Art appreciation moved into the bathroom in a unique design by Dana Boyer, Concretizen, Apache Junction, Ariz. To create this tub/shower combination, Boyer waterproofed the walls with Blue Coat, a rubberized paint. Then she fiber-reinforced vertical walls and applied a microtopping mix. She used a variety of media — acid stain, paint, pastels, water-based stains — to recreate a painting by Marc Chagall on the back wall. Boyer applied multiple coats of Polyurethane 501 two-part sealer from Arizona Polymer to finish and protect her work and then sealed between the shower and the wall with a silicone caulk. The floors were sealed with a solvent-borne acrylic sealer and finished with a high-gloss floor finish.
For Steve Gartner, co-owner of Greyrock Concrete Design, Fort Collins, Colo., a project in Jackson Hole, Wyo., went beyond anything he had ever tried before.
The homeowner wanted a curved, cylindrical shower. Gartner reports they built convex and concave barrel molds “like skateboard ramps” in their shop, using a 2-by-4 framework, Masonite substrate and a melamine casting surface. Each mold was more than 8 feet tall and divided into three panels. “One crazy panel was the top curved panel on the outside of the shower, as it was notched around the door but continued on a curve above,” Gartner says.

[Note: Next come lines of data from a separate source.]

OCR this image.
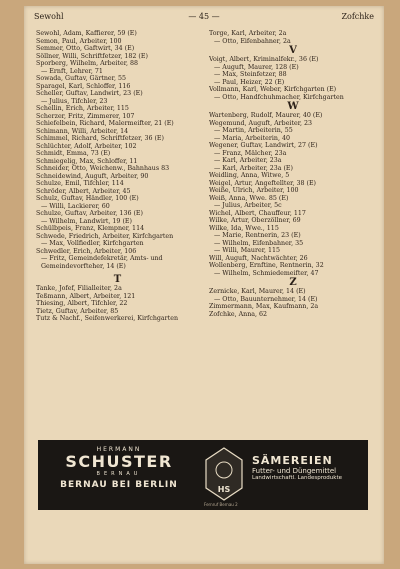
Sewohl	— 45 —	Zofchke
Sewohl, Adam, Kaffierer, 59 (E)
Semon, Paul, Arbeiter, 100
Semmer, Otto, Gaftwirt, 34 (E)
Söllner, Willi, Schriftfetzer, 182 (E)
Sporberg, Wilhelm, Arbeiter, 88
— Ernft, Lehrer, 71
Sowada, Guftav, Gärtner, 55
Sparagel, Karl, Schloffer, 116
Scheller, Guftav, Landwirt, 23 (E)
— Julius, Tifchler, 23
Schellin, Erich, Arbeiter, 115
Scherzer, Fritz, Zimmerer, 107
Schiefelbein, Richard, Malermeifter, 21 (E)
Schimann, Willi, Arbeiter, 14
Schimmel, Richard, Schriftfetzer, 36 (E)
Schlüchter, Adolf, Arbeiter, 102
Schmidt, Emma, 73 (E)
Schmiegelig, Max, Schloffer, 11
Schneider, Otto, Weichenw., Bahnhaus 83
Schneidewind, Auguft, Arbeiter, 90
Schulze, Emil, Tifchler, 114
Schröder, Albert, Arbeiter, 45
Schulz, Guftav, Händler, 100 (E)
— Willi, Lackierer, 60
Schulze, Guftav, Arbeiter, 136 (E)
— Wilhelm, Landwirt, 19 (E)
Schülbpeis, Franz, Klempner, 114
Schwede, Friedrich, Arbeiter, Kirfchgarten
— Max, Vollfiedler, Kirfchgarten
Schwedler, Erich, Arbeiter, 106
— Fritz, Gemeindefekretär, Amts- und
Gemeindevorfteher, 14 (E)
T
Tanke, Jofef, Filialleiter, 2a
Teßmann, Albert, Arbeiter, 121
Thiesing, Albert, Tifchler, 22
Tietz, Guftav, Arbeiter, 85
Tutz & Nachf., Seifenwerkerei, Kirfchgarten
Torge, Karl, Arbeiter, 2a
— Otto, Eifenbahner, 2a
V
Voigt, Albert, Kriminalfekr., 36 (E)
— Auguft, Maurer, 128 (E)
— Max, Steinfetzer, 88
— Paul, Heizer, 22 (E)
Vollmann, Karl, Weber, Kirfchgarten (E)
— Otto, Handfchuhmacher, Kirfchgarten
W
Wartenberg, Rudolf, Maurer, 40 (E)
Wegemund, Auguft, Arbeiter, 23
— Martin, Arbeiterin, 55
— Maria, Arbeiterin, 40
Wegener, Guftav, Landwirt, 27 (E)
— Franz, Mälcher, 23a
— Karl, Arbeiter, 23a
— Karl, Arbeiter, 23a (E)
Weidling, Anna, Witwe, 5
Weigel, Artur, Angeftellter, 38 (E)
Weiße, Ulrich, Arbeiter, 100
Weiß, Anna, Wwe. 85 (E)
— Julius, Arbeiter, 5c
Wichel, Albert, Chauffeur, 117
Wilke, Artur, Oberzöllner, 69
Wilke, Ida, Wwe., 115
— Marie, Rentnerin, 23 (E)
— Wilhelm, Eifenbahner, 35
— Willi, Maurer, 115
Will, Auguft, Nachtwächter, 26
Wollenberg, Ernftine, Rentnerin, 32
— Wilhelm, Schmiedemeifter, 47
Z
Zernicke, Karl, Maurer, 14 (E)
— Otto, Bauunternehmer, 14 (E)
Zimmermann, Max, Kaufmann, 2a
Zofchke, Anna, 62
HERMANN
SCHUSTER
BERNAU
BERNAU BEI BERLIN	HS
SÄMEREIEN
Futter- und Düngemittel
Landwirtschaftl. Landesprodukte
Fernruf Bernau 2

They shop-built the shower with GFRC panels 1 inch thick spiked with UltrasealZ ZFRC admixture, a mix of pozzolans that creates very dense concrete. They also cast a vanity, tub deck and curved tub skirt. Given that their shop in Fort Collins was an eight-hour drive from the job site, advance planning was critical.
Typically, Greyrock finishes projects like this with a penetrating waterborne polyurethane sealer, because Gartner explains, they can really get it to soak in. He says they drench it with polyurethane to the point the concrete is “drinking the sealer.”